Jarrett -- who is said to have the president’s ear to a degree that might be the envy, reportedly, of other inner circle players – is probably a good bet to return for second-term duty. But curiosity naturally surrounds Rice, after all the hubbub the Benghazi incident generated and what it did to short-circuit the speculation about her being in line to succeed Hillary Clinton as secretary of state. She and Obama are supposedly close friends but one wonders, after a post-Benghazi trail that wasn’t as smooth as it might have been (indeed quite bizarre, to be blunt about it), whether she will be retained as UN ambassador, whether she cares to be, or what other role, if any, she’ll be asked to assume in Obama II.
Generally, though, Obama’s first-tem showing on diversity, as it pertains to women, was one the administration didn’t have much about which to be defensive...at least as far as high profile placements. Clearly out front in this regard would be the two Supreme Court vacancies the president filled. The elevation of Justices Sonia Sotomayor and Elena Kagan, in the process tripling the distaff component the Court has had since the 1980s, was bold, momentous action for which the president deserves credit, certainly not just from the women’s lobby. Entrusting to Janet Napolitano (who is rumored to be a second term holdover) what would normally be perceived as the typically male domain homeland security portfolio demonstrated uncommon Obama spunk as well.
One would imagine that, given the strategic role the Hispanic vote played in many parts of the country last November, to the president’s and Democrats’ advantage, he must be getting an earful about tangible manifestations of gratification for that support. Hilda Solis was the secretary of labor and the sole Hispanic in Obama’s 15-member first term cabinet. If she’s not returning, it’s pretty safe to assume that the Hispanic element will be represented when they gather in the Cabinet Room for the first time in th new term.
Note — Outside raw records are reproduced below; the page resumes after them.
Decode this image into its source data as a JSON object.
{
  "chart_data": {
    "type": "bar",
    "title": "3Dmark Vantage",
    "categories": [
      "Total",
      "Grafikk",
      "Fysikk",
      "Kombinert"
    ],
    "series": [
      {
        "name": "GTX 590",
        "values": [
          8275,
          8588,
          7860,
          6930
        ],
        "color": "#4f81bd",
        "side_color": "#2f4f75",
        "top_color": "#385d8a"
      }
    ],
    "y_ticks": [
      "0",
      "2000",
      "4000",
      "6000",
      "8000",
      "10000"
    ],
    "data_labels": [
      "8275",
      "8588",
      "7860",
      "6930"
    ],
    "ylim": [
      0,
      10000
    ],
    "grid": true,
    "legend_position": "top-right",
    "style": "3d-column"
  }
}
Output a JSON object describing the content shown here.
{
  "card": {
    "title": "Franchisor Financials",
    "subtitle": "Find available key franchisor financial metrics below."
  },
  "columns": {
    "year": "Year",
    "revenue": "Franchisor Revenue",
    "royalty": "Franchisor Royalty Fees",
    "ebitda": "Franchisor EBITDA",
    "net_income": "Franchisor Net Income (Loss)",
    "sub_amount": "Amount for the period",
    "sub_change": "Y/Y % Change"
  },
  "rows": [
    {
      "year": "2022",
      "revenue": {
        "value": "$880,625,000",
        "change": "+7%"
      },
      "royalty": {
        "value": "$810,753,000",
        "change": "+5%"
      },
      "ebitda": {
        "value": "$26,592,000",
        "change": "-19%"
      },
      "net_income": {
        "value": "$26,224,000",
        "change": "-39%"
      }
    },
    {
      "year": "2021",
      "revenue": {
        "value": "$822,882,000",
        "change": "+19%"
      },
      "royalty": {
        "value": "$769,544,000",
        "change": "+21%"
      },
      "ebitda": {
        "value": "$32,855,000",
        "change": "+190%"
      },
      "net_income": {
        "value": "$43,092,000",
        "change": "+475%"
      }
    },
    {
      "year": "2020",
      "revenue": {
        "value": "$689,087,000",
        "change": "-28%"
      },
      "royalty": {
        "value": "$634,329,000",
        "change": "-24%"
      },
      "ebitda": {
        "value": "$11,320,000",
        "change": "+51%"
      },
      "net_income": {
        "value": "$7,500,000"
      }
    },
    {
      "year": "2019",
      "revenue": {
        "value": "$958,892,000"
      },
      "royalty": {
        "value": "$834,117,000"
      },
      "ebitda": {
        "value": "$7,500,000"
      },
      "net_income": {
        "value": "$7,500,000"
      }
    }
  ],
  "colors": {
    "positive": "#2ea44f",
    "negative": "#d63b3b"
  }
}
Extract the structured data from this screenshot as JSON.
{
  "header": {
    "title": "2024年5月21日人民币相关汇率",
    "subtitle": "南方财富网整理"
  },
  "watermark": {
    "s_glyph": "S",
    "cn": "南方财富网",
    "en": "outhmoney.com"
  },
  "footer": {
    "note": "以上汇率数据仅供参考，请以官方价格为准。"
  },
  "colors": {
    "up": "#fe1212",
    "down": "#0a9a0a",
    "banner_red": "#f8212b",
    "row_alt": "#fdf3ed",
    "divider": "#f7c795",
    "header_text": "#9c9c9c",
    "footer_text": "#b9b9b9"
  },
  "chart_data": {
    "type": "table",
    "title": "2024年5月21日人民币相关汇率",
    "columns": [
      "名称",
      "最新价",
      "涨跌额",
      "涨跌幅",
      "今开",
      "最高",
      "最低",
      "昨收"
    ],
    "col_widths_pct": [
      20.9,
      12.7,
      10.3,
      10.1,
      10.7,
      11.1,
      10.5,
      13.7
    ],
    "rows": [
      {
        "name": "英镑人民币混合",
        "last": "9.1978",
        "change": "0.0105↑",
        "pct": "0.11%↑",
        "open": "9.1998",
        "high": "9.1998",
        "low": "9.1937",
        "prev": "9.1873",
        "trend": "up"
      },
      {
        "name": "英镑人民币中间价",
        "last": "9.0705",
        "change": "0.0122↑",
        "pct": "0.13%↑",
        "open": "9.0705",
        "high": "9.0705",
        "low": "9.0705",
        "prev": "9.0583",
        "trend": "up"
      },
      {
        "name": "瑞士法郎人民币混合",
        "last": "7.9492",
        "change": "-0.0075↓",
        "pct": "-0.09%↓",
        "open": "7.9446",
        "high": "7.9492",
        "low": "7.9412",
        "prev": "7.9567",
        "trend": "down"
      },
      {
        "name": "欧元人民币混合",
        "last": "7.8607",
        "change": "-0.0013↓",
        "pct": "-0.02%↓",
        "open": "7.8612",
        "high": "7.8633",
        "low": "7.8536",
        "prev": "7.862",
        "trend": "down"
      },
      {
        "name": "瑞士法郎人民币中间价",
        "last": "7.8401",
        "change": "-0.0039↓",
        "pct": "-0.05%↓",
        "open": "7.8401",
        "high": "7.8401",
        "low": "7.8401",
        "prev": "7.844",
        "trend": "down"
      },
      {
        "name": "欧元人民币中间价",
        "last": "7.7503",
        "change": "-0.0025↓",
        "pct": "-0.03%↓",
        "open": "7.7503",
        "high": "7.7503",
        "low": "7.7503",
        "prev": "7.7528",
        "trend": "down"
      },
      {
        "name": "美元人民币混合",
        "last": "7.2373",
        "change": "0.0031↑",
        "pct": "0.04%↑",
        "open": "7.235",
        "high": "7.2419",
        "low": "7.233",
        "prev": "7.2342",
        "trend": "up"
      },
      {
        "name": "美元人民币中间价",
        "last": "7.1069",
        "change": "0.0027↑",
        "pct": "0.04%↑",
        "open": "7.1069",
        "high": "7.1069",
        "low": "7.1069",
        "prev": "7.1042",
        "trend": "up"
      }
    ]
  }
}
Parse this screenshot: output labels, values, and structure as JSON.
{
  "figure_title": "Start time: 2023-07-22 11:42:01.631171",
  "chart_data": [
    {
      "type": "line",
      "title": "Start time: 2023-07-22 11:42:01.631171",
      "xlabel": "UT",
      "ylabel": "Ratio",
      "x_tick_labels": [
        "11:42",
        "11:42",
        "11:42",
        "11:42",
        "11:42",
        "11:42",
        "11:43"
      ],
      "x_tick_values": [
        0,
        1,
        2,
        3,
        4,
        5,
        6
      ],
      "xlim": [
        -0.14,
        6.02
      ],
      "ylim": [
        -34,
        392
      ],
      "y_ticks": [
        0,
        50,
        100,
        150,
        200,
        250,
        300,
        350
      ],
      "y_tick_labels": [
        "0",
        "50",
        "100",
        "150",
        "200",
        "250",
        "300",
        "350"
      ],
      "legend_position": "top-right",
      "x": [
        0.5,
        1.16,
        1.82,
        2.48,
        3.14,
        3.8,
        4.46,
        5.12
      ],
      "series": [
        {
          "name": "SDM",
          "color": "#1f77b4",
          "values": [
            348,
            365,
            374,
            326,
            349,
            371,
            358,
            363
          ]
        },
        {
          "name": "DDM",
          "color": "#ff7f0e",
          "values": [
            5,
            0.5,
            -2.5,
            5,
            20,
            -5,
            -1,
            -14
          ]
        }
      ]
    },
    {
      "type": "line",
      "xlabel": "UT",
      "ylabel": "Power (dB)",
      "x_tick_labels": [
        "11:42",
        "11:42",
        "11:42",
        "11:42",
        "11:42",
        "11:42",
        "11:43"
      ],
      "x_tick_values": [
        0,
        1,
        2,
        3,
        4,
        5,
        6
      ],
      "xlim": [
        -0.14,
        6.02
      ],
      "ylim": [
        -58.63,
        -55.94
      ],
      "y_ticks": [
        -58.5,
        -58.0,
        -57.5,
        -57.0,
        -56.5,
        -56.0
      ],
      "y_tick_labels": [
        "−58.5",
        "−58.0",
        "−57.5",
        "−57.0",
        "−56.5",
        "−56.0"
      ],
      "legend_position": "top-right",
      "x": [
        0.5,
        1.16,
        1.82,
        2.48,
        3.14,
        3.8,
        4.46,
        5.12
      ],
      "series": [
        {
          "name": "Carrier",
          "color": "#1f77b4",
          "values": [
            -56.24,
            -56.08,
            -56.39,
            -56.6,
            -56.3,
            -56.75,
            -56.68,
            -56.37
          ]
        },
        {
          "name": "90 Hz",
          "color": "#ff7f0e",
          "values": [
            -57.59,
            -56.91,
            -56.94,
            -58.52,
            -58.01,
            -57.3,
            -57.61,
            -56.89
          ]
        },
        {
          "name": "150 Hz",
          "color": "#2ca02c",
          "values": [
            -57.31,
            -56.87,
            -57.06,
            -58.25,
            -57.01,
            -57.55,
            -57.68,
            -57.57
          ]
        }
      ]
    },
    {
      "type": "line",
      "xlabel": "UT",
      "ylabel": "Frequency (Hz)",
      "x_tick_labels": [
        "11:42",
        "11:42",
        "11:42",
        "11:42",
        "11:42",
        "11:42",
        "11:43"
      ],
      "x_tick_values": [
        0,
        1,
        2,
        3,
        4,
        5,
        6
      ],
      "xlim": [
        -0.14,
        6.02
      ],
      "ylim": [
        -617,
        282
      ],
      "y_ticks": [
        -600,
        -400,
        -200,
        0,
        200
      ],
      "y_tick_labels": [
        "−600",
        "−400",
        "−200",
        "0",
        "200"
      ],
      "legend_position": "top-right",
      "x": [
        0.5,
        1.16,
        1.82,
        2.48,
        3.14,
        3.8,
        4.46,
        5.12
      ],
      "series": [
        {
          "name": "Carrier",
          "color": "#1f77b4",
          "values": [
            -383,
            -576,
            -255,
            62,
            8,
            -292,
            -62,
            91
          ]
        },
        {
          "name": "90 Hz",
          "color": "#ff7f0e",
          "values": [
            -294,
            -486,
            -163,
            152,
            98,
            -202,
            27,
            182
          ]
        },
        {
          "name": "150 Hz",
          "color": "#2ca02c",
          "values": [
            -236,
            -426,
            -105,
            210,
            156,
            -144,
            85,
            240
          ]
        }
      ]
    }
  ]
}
And what of the African American presence in the new schematic? Truth be told, it’s really no longer early in the timeline for revelation of names and assignments, as the president countered, with the Inauguration but a few days away. What’s behind this unseemly delay in announcing the bulk of cabinet appointments? What’s the buzz on Eric Holder – will he be back and whether or not he will be, has the president thought to enhance the African American component among the 15 he designates as Cabinet Room regulars? There’s second-term leverage here, some of which, if invested toward that end, would elicit a full-throated “Amen!” from a broad swath of the brethren.
Congressman Rangel, even if he jumped the gun a bit by popping off after a relatively small piece of the cabinet personnel mystery had been revealed, was definitely not alone in that discernible angst over how will the president be tracking, in terms of major appointments, in round two. Despite some on the Republican side brazenly acting like November’s election results are not yet carved in stone, the president knows well that among the spoils of battle was shedding some of the first-term restraints that perhaps warranted treading gingerly on occasion. No more. And where better to project a robust new independence than in the cabinet, that special knot of men and women with whom he regularly counsels? Men and women of proven ability, obviously. But with first-term inhibitions put to rest, “looking like America” among the criteria would be pretty neat this time around.